Characterization of grazer-induced responses in the marine dinoflagellate Alexandrium tamarense

Harmful algal blooms (HABs) have increased worldwide over the last several decades. The characterization of processes that promote the ecological success of toxic algae species that form such blooms has therefore gained immense importance. The HAB-dinoflagellate Alexandrium tamarense causes outbreaks of Paralytic Shellfish Poisoning (PSP) due to the synthesis of the highly neurotoxic alkaloid saxitoxin and several of its analogues (Paralytic Shellfish Toxins, PSTs).
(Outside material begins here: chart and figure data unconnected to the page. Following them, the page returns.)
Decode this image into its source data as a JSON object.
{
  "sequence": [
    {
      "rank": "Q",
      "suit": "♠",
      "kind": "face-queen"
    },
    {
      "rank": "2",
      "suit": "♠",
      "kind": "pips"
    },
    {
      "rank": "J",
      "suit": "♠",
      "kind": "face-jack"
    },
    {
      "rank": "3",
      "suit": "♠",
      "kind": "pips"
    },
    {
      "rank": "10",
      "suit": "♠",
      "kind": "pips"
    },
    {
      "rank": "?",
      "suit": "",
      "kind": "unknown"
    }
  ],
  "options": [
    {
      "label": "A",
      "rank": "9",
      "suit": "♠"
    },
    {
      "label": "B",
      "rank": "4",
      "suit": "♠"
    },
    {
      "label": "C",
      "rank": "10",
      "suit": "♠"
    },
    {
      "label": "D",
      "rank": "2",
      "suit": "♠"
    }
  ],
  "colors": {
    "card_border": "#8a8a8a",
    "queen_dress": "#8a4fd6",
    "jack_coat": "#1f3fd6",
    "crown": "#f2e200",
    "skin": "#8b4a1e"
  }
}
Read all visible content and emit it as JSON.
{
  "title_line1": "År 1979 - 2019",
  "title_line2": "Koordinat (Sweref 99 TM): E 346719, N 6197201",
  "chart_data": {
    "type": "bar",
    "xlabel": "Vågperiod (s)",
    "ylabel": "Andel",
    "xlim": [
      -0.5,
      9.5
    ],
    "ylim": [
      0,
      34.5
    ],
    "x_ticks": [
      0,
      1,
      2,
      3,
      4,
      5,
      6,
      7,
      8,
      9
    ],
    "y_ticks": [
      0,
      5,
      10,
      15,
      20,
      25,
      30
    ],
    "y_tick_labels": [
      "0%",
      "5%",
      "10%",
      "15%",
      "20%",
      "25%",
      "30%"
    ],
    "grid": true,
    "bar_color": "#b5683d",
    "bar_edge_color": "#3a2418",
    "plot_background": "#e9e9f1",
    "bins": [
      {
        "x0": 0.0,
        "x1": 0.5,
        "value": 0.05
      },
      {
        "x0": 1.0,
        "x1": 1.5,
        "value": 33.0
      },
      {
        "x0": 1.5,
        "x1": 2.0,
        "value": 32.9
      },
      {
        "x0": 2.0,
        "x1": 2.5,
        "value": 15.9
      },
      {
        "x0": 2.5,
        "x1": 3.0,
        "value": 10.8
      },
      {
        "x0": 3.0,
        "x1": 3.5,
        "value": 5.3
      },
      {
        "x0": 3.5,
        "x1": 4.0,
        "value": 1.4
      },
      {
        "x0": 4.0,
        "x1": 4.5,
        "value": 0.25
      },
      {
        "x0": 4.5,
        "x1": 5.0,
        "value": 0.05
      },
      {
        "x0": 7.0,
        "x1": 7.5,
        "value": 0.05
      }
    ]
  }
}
While the ecological function of PST production is still unknown and their allelochemical nature is mainly supposed due to the negative effects they have on some copepod species, there are other unknown secondary metabolites produced by A. tamarense which are definitely known to possess allelochemical properties. These compounds are distinct from PSTs and have a lytic effect on co-occurring competitors and protistan grazers. The investigations in this thesis focus on the analysis of mechanisms that promote the success in grazer interactions related to secondary metabolite synthesis in A. tamarense. The implementation of functional genomic tools enabled a detailed characterization of processes that are induced due to the presence of grazers in A. tamarense. Such induced processes that either decrease grazing pressure and/or provide an advantage over co-occurring species in the presence of grazers can strongly promote a species success.